The Republican job promotion agenda was punctuated by a personal anecdote from the Senate’s new president pro tem, Rob Mayer, R-Dexter, about the sudden loss of his job.
“I understand the challenges and difficulties of losing your job. ...My children were young and it was incredibly stressful to not know right away how I was going to provide for my family. But that life-changing moment led me to go back to college and finish my undergraduate degree and later a law degree. It was tough, but today I own my own law firm. Things could have gone much differently for me, but because there were other opportunities available when my first career ended abruptly, I was able to bounce back,” Mayer said. “My experience is why making sure other Missourians have job opportunities available to them is so important to me.”

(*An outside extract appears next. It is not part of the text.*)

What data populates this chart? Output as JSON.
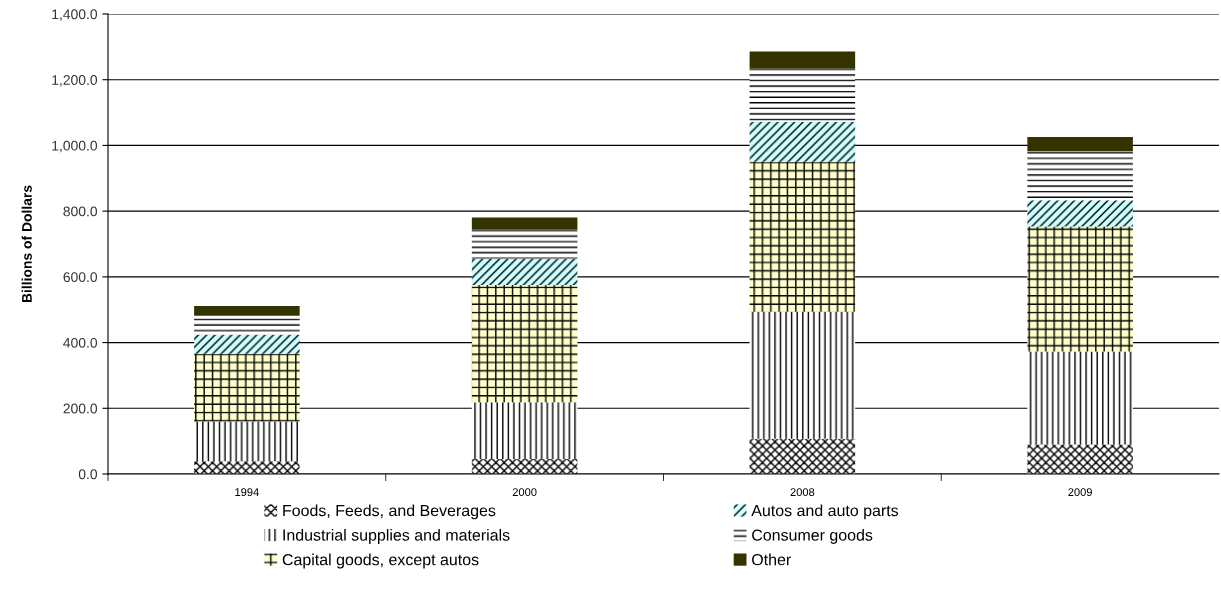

“Right to work,” which would prohibit contracts that require an employee join a union or pay union dues and is enforced in six out of the eight states surrounding Missouri, is high on the list of priorities for the GOP.
Senate Minority Leader Victor Callahan, D-Jackson County, however, said the seven-member Democratic caucus believes “right to work” is not the best way to create jobs or invite new business into the state. The program would also cost more than the state is willing or able to provide to draw business in, he said.
“‘Right to work’ is not going to create one job,” Callahan said. “The irony of the argument about ‘right to work’ is that the proponents of it say ‘right to work’ will make Missouri more competitive. If you look at the states that have ‘right to work’ in the South, they also give huge taxpayer-funded inducements of hundreds of millions of dollars. … Then ask them, are you also then going to favor a $300 million investment like Mississippi did? … The answer is no, probably.”
Rather than focus on “right to work,” which splits the support of Republicans and businesses, Callahan suggested they examine the state’s tax credit program instead.
“I think we’d be far more productive to look at the $700 million that Missouri taxpayers spend on tax credits that members of the majority party are for reforming, and that we work through consensus to get that done,” Callahan said.
On the other side of the Capitol, Tilley cited his five priorities for the House, with jobs, accountability and education topping the list — similar to the priorities for House Democrats. In an unusual move for an inaugural speech, Tilley threatened to grant subpoena powers to the budget committee chair to help root out more "waste, fraud and abuse."
Tilley has already pre-filed SB68 which would extend the power to issue subpoenas to the lieutenant governor and include subpoenas for the production of records. He said he wants to give the budget chair and appropriation committee any tools they need to craft a budget that allows government to work within their means.
"My point is, I want the citizens of this state to know that the Missouri House under Republican control are serious about doing more with less," Tilley said.
House Democrats contest the necessity of Tilley's subpoena proposal. House Minority Leader Mike Talboy, D-Jackson County, said that he has not had any problems with a free-flow of information and hopes that the subpoena power will not create a bigger divide between the two parties.
"I hope that it is not going to make things more partisan, and I hope that if they (Republicans) are going to have the subpoena power that they use it responsibly," Talboy said.
Tilley acknowledged in his inaugural address that Republicans and Democrats may not always see eye-to-eye during the legislative session. Despite the Republican supermajority, Tilley said partisan divides should not get in the way of good ideas and stressed that members of the House should be role models for one another.
"As your speaker, I have a great deal of responsibility and therefore the largest role in leading by example," Tilley said.